The newer AI innovations, such as generative AI (GenAI) and Agentic AI, build on these technologies.
Generative AI. Generative AI is a type of artificial intelligence that creates new content like text, images, or data based on patterns it has learned from large datasets. In procurement, it can help draft RFPs, summarize contracts, write supplier communications, or generate category insights. A common form of generative AI is the Large Language Model (LLM), which focuses on language tasks, such as summarizing documents, answering questions, or generating text. These tools respond to written prompts, so knowing how to give clear instructions is key to getting useful results. However, GenAI can sometimes produce information that sounds right but is not when the system lacks relevant training data or misinterprets the prompt. For procurement teams, this means results should be reviewed carefully, especially when accuracy matters.

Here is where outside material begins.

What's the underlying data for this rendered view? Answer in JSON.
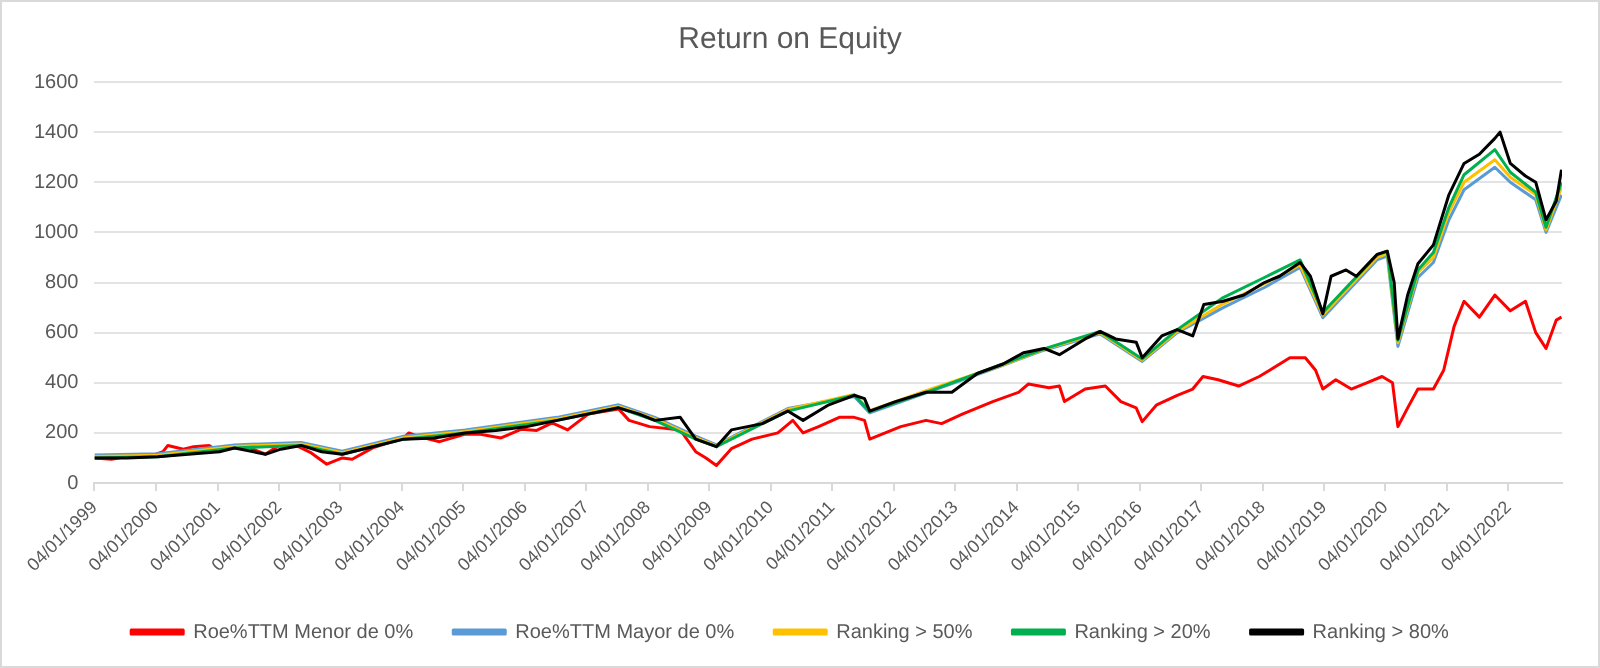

Agentic AI. Agentic AI refers to a more advanced type of artificial intelligence that can take action and make decisions on its own to achieve a goal. Unlike traditional tools that wait for instructions, these AI “agents” can plan, adjust, and use other systems to get tasks done with minimal human input. In a procurement context, Agentic AI could eventually help automate complex, multi-step processes, such as running a sourcing event from start to finish, identifying and onboarding new suppliers, or continuously monitoring contracts for risk. It combines several advanced technologies, including generative AI, to operate more independently.